O nas
Kontakt

Czy to europejska odpowiedź na niedrogie chińskie pojazdy elektryczne?

Laura Kowalczyk

Czy to europejska odpowiedź na niedrogie chińskie pojazdy elektryczne?

Citroën twierdzi, że jego nowy pojazd elektryczny jest „pierwszym europejskim samochodem elektrycznym w przystępnej cenie”.

Citroën zaprezentował „pierwszy europejski samochód elektryczny w przystępnej cenie”, ponieważ europejscy producenci starają się sprostać wyzwaniu stawianemu przez chińskich producentów pojazdów elektrycznych (EV) na kontynencie.

Francuski producent samochodów zaprezentował model ë-C3, który według niego jest pierwszym w pełni elektrycznym sedanem segmentu B oferowanym w Europie przez europejskiego producenta w tym przedziale cenowym. Ceny zaczną się nieco poniżej 25 000 euro.

Będzie dostępny na początku 2024 roku i będzie wyposażony w akumulator o pojemności 44 kWh, który pozwoli na przejechanie nawet 320 km.

Jedna z głównych krytyki kierowanej pod adresem trendu w kierunku samochodów w pełni elektrycznych w Europie dotyczy kosztu zakupu takiego samochodu.

Według Europejskiego Stowarzyszenia Producentów Samochodów (ACEA) 20 krajów UE oferuje zachęty do zakupu samochodów elektrycznych, a siedem innych zapewnia obniżki lub zwolnienia podatkowe.

Światowe Forum Ekonomiczne stwierdziło, że tegoroczne badania wykazały, że koszty posiadania i eksploatacji pojazdów elektrycznych w Europie spadły i obecnie są mniej więcej na tej samej cenie lub tańsze (pod względem całkowitego kosztu posiadania) niż samochody benzynowe lub z silnikiem Diesla.

Thierry Koskas, dyrektor generalny Citroëna, powiedział, że firma odpowiada na specyficznie europejskie potrzeby rynku, oferując „świeży, schludny i wygodny sedan B, w pełni wyposażony, specjalnie zaprojektowany i wyprodukowany w Europie oraz wyjątkowo przystępny cenowo w transporcie drogowym”. ceny”.

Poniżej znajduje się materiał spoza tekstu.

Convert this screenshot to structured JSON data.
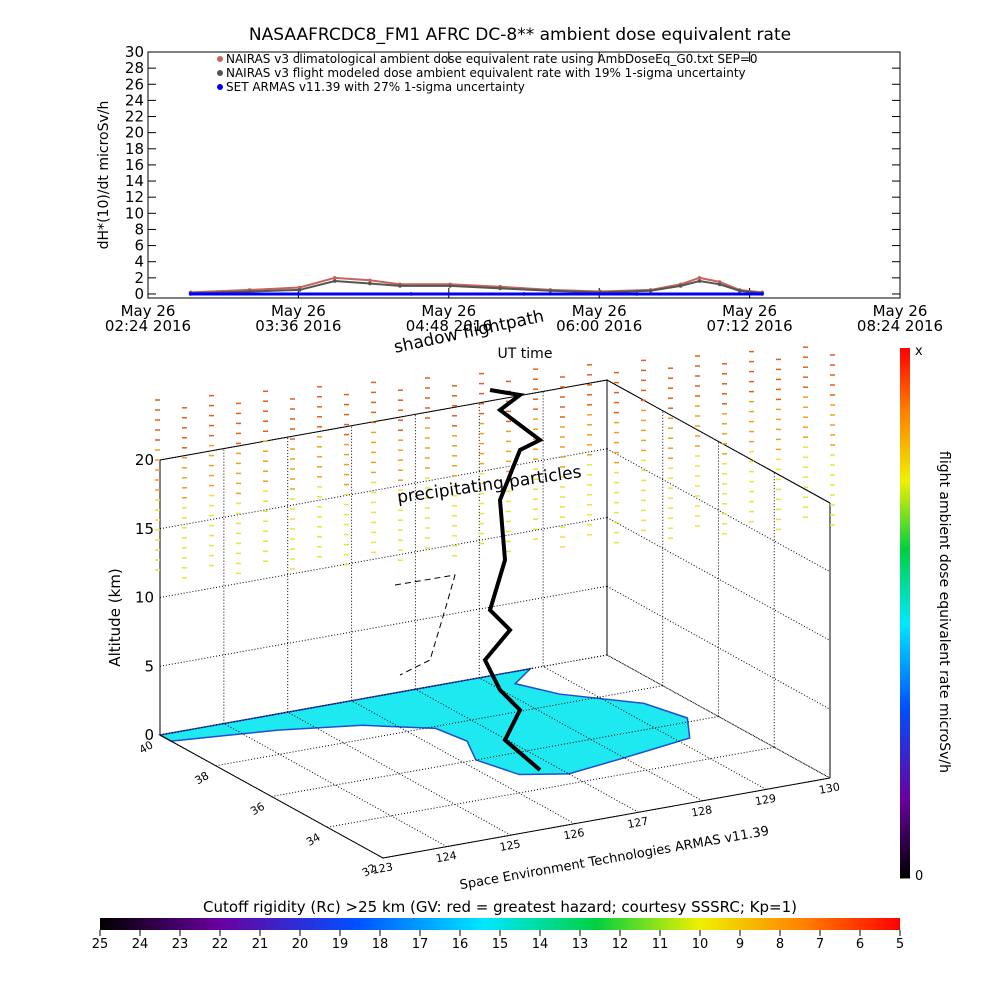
{
  "title": "NASAAFRCDC8_FM1 AFRC DC-8** ambient dose equivalent rate",
  "chart_data": [
    {
      "type": "line",
      "ylabel": "dH*(10)/dt microSv/h",
      "xlabel": "UT time",
      "xlim": [
        2.4,
        8.4
      ],
      "xticks": [
        {
          "value": 2.4,
          "label": "May 26\n02:24 2016"
        },
        {
          "value": 3.6,
          "label": "May 26\n03:36 2016"
        },
        {
          "value": 4.8,
          "label": "May 26\n04:48 2016"
        },
        {
          "value": 6.0,
          "label": "May 26\n06:00 2016"
        },
        {
          "value": 7.2,
          "label": "May 26\n07:12 2016"
        },
        {
          "value": 8.4,
          "label": "May 26\n08:24 2016"
        }
      ],
      "ylim": [
        -0.5,
        30
      ],
      "yticks": [
        0,
        2,
        4,
        6,
        8,
        10,
        12,
        14,
        16,
        18,
        20,
        22,
        24,
        26,
        28,
        30
      ],
      "legend": "upper left",
      "series": [
        {
          "name": "NAIRAS v3 climatological ambient dose equivalent rate using AmbDoseEq_G0.txt SEP=0",
          "color": "#c8645a",
          "x": [
            2.74,
            3.21,
            3.61,
            3.89,
            4.17,
            4.41,
            4.81,
            5.21,
            5.61,
            6.01,
            6.41,
            6.65,
            6.8,
            6.96,
            7.12,
            7.3
          ],
          "values": [
            0.2,
            0.5,
            0.8,
            2.0,
            1.7,
            1.2,
            1.2,
            0.9,
            0.5,
            0.3,
            0.5,
            1.2,
            2.0,
            1.5,
            0.5,
            0.2
          ]
        },
        {
          "name": "NAIRAS v3 flight modeled dose ambient equivalent rate with 19% 1-sigma uncertainty",
          "color": "#555555",
          "x": [
            2.74,
            3.21,
            3.61,
            3.89,
            4.17,
            4.41,
            4.81,
            5.21,
            5.61,
            6.01,
            6.41,
            6.65,
            6.8,
            6.96,
            7.12,
            7.3
          ],
          "values": [
            0.1,
            0.3,
            0.5,
            1.6,
            1.3,
            1.0,
            1.0,
            0.7,
            0.4,
            0.2,
            0.4,
            1.0,
            1.6,
            1.2,
            0.4,
            0.1
          ]
        },
        {
          "name": "SET ARMAS v11.39 with 27% 1-sigma uncertainty",
          "color": "#0000ff",
          "x": [
            2.74,
            3.6,
            4.5,
            5.4,
            6.3,
            7.3
          ],
          "values": [
            0,
            0,
            0,
            0,
            0,
            0
          ]
        }
      ]
    },
    {
      "type": "surface3d",
      "zlabel": "Altitude (km)",
      "zlim": [
        0,
        20
      ],
      "zticks": [
        0,
        5,
        10,
        15,
        20
      ],
      "xlim": [
        123,
        130
      ],
      "xticks": [
        123,
        124,
        125,
        126,
        127,
        128,
        129,
        130
      ],
      "ylim": [
        32,
        40
      ],
      "yticks": [
        40,
        38,
        36,
        34,
        32
      ],
      "annotations": [
        "shadow flightpath",
        "precipitating particles",
        "Space Environment Technologies ARMAS v11.39"
      ],
      "colorbar": {
        "label": "flight ambient dose equivalent rate microSv/h",
        "top_label": "x",
        "ticks": [
          0
        ]
      }
    },
    {
      "type": "colorbar",
      "title": "Cutoff rigidity (Rc) >25 km (GV: red = greatest hazard; courtesy SSSRC; Kp=1)",
      "xlim": [
        25,
        5
      ],
      "xticks": [
        25,
        24,
        23,
        22,
        21,
        20,
        19,
        18,
        17,
        16,
        15,
        14,
        13,
        12,
        11,
        10,
        9,
        8,
        7,
        6,
        5
      ]
    }
  ]
}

Oświadczenie Citroëna następuje w związku z dochodzeniem Unii Europejskiej dotyczącym tanich samochodów elektrycznych pochodzących z Chin.

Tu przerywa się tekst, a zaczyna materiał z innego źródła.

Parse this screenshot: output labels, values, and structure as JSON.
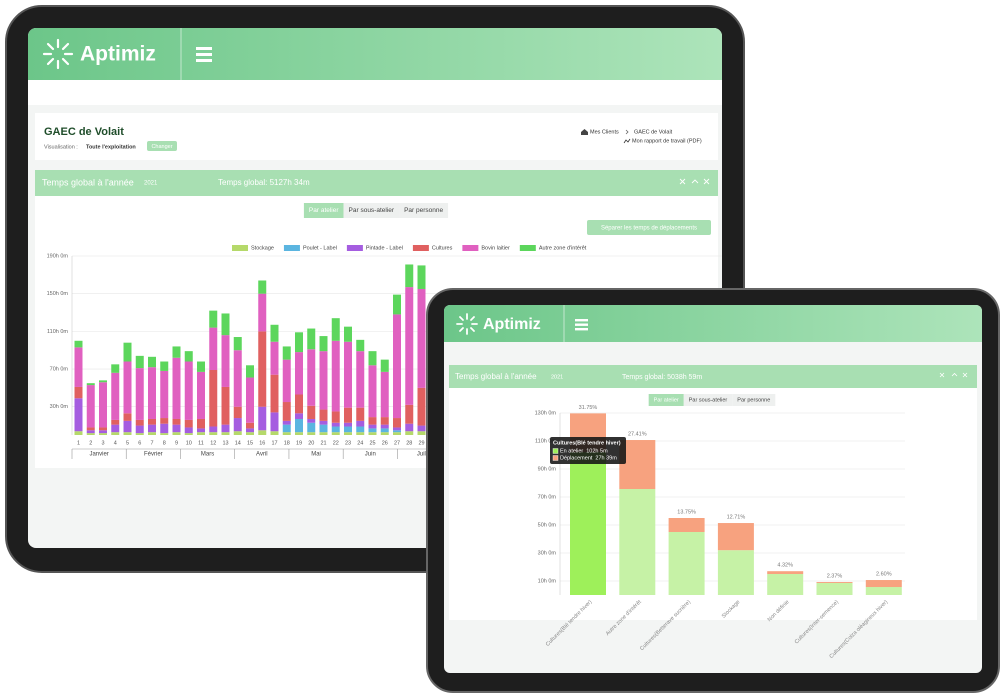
{
  "back_screen": {
    "logo": "Aptimiz",
    "farm_title": "GAEC de Volait",
    "view_label": "Visualisation :",
    "view_value": "Toute l'exploitation",
    "change_button": "Changer",
    "breadcrumb": [
      "Mes Clients",
      "GAEC de Volait"
    ],
    "report_link": "Mon rapport de travail (PDF)",
    "panel_title": "Temps global à l'année",
    "year": "2021",
    "total": "Temps global: 5127h 34m",
    "tabs": [
      "Par atelier",
      "Par sous-atelier",
      "Par personne"
    ],
    "split_button": "Séparer les temps de déplacements"
  },
  "front_screen": {
    "logo": "Aptimiz",
    "panel_title": "Temps global à l'année",
    "year": "2021",
    "total": "Temps global: 5038h 59m",
    "tabs": [
      "Par atelier",
      "Par sous-atelier",
      "Par personne"
    ]
  },
  "chart_data": [
    {
      "type": "bar",
      "stacked": true,
      "categories": [
        "1",
        "2",
        "3",
        "4",
        "5",
        "6",
        "7",
        "8",
        "9",
        "10",
        "11",
        "12",
        "13",
        "14",
        "15",
        "16",
        "17",
        "18",
        "19",
        "20",
        "21",
        "22",
        "23",
        "24",
        "25",
        "26",
        "27",
        "28",
        "29"
      ],
      "months": [
        "Janvier",
        "Février",
        "Mars",
        "Avril",
        "Mai",
        "Juin",
        "Juillet"
      ],
      "series": [
        {
          "name": "Stockage",
          "color": "#b5d96a",
          "values": [
            4,
            2,
            2,
            3,
            3,
            2,
            3,
            2,
            3,
            2,
            3,
            3,
            3,
            4,
            3,
            5,
            4,
            3,
            3,
            3,
            3,
            3,
            3,
            3,
            3,
            3,
            3,
            4,
            4
          ]
        },
        {
          "name": "Poulet - Label",
          "color": "#5bb5e0",
          "values": [
            0,
            0,
            0,
            0,
            0,
            0,
            0,
            0,
            0,
            0,
            0,
            0,
            0,
            0,
            0,
            0,
            0,
            8,
            14,
            10,
            8,
            6,
            6,
            6,
            4,
            4,
            2,
            0,
            0
          ]
        },
        {
          "name": "Pintade - Label",
          "color": "#a55de0",
          "values": [
            35,
            3,
            3,
            8,
            12,
            8,
            8,
            10,
            8,
            6,
            4,
            6,
            8,
            14,
            4,
            25,
            20,
            4,
            6,
            4,
            4,
            4,
            4,
            6,
            4,
            4,
            3,
            8,
            6
          ]
        },
        {
          "name": "Cultures",
          "color": "#e06060",
          "values": [
            12,
            3,
            3,
            5,
            8,
            6,
            6,
            6,
            6,
            8,
            10,
            60,
            40,
            12,
            6,
            80,
            40,
            20,
            20,
            14,
            12,
            12,
            16,
            14,
            8,
            8,
            10,
            20,
            40
          ]
        },
        {
          "name": "Bovin laitier",
          "color": "#e060c0",
          "values": [
            42,
            45,
            48,
            50,
            55,
            55,
            55,
            50,
            65,
            62,
            50,
            45,
            55,
            60,
            48,
            40,
            35,
            45,
            45,
            60,
            62,
            75,
            70,
            60,
            55,
            48,
            110,
            125,
            105
          ]
        },
        {
          "name": "Autre zone d'intérêt",
          "color": "#5cd65c",
          "values": [
            7,
            2,
            2,
            9,
            20,
            13,
            11,
            10,
            12,
            11,
            11,
            18,
            23,
            14,
            13,
            14,
            18,
            14,
            21,
            22,
            16,
            24,
            16,
            12,
            15,
            13,
            21,
            24,
            25
          ]
        }
      ],
      "ylim": [
        0,
        190
      ],
      "yticks": [
        {
          "value": 30,
          "label": "30h 0m"
        },
        {
          "value": 70,
          "label": "70h 0m"
        },
        {
          "value": 110,
          "label": "110h 0m"
        },
        {
          "value": 150,
          "label": "150h 0m"
        },
        {
          "value": 190,
          "label": "190h 0m"
        }
      ],
      "grid": true,
      "legend": "top"
    },
    {
      "type": "bar",
      "stacked": true,
      "categories": [
        "Cultures(Blé tendre hiver)",
        "Autre zone d'intérêt",
        "Cultures(Betterave sucrière)",
        "Stockage",
        "Non définie",
        "Cultures(Inter-semence)",
        "Cultures(Colza oléagineux hiver)"
      ],
      "series": [
        {
          "name": "En atelier",
          "color": "#c6f2a6",
          "values": [
            102.08,
            75.7,
            45,
            32,
            15,
            8.6,
            5.7
          ]
        },
        {
          "name": "Déplacement",
          "color": "#f7a27f",
          "values": [
            27.65,
            35,
            10,
            19.4,
            2,
            0.7,
            5
          ]
        }
      ],
      "share_labels": [
        "31.75%",
        "27.41%",
        "13.75%",
        "12.71%",
        "4.32%",
        "2.37%",
        "2.60%"
      ],
      "ylim": [
        0,
        130
      ],
      "yticks": [
        {
          "value": 10,
          "label": "10h 0m"
        },
        {
          "value": 30,
          "label": "30h 0m"
        },
        {
          "value": 50,
          "label": "50h 0m"
        },
        {
          "value": 70,
          "label": "70h 0m"
        },
        {
          "value": 90,
          "label": "90h 0m"
        },
        {
          "value": 110,
          "label": "110h 0m"
        },
        {
          "value": 130,
          "label": "130h 0m"
        }
      ],
      "grid": true,
      "highlight": {
        "index": 0,
        "color": "#9ef05a"
      },
      "tooltip": {
        "index": 0,
        "title": "Cultures(Blé tendre hiver)",
        "values": [
          "102h 5m",
          "27h 39m"
        ]
      }
    }
  ]
}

Wszczynając dochodzenie antysubsydyjne we wrześniu tego roku, przewodnicząca Komisji Europejskiej Ursula von der Leyen oskarżyła Chiny o „zakłócanie naszego rynku”.

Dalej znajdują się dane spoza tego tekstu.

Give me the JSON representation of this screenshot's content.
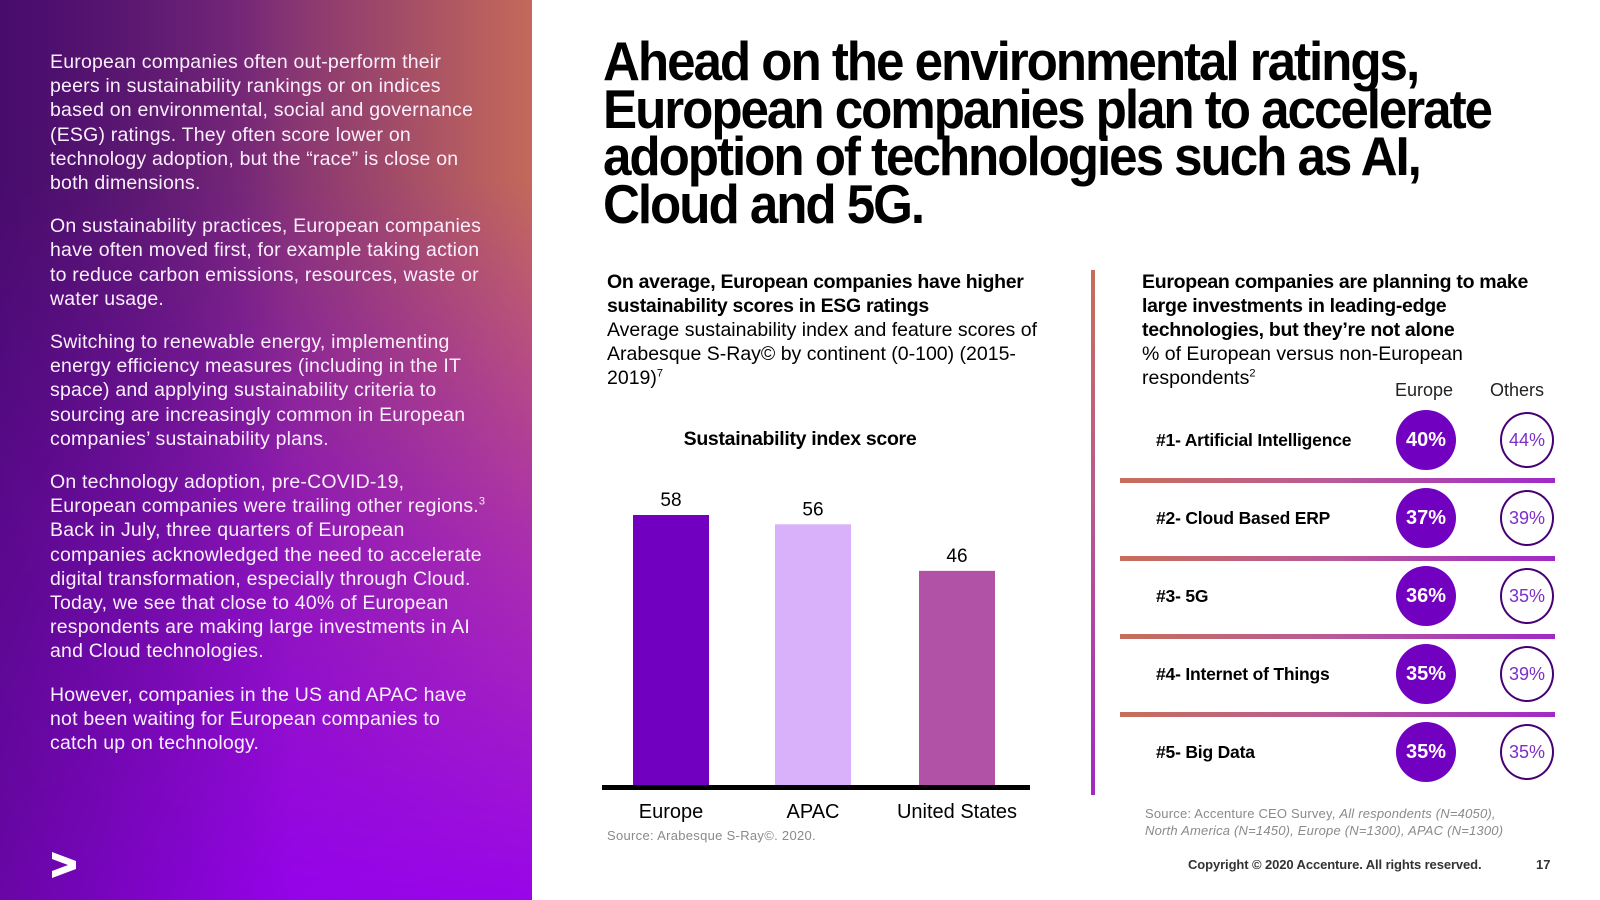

Rynek pojazdów elektrycznych to „branża kluczowa dla czystej gospodarki” w Europie, stwierdziła, ale „rynki światowe są obecnie zalane tańszymi chińskimi samochodami elektrycznymi”, których ceny są utrzymywane „sztucznie na niskim poziomie dzięki ogromnym dotacjom publicznym”.

Europa jest drugim co do wielkości rynkiem pojazdów elektrycznych po Chinach. Chiny są zdecydowanie największym producentem pojazdów elektrycznych na świecie.

Od tego czasu Chiny odpowiedziały, ostrzegając, że dochodzenie może zaszkodzić stosunkom handlowym między Chinami a Europą i podnieść ceny dla europejskich konsumentów. Chińska Izba Handlowa UE zwróciła się do bloku, aby „ponownie przemyśleł” i nie uciekał się do „jednostronnych narzędzi handlowych w celu blokowania chińskich pojazdów elektrycznych w UE i zwiększania ich kosztów”.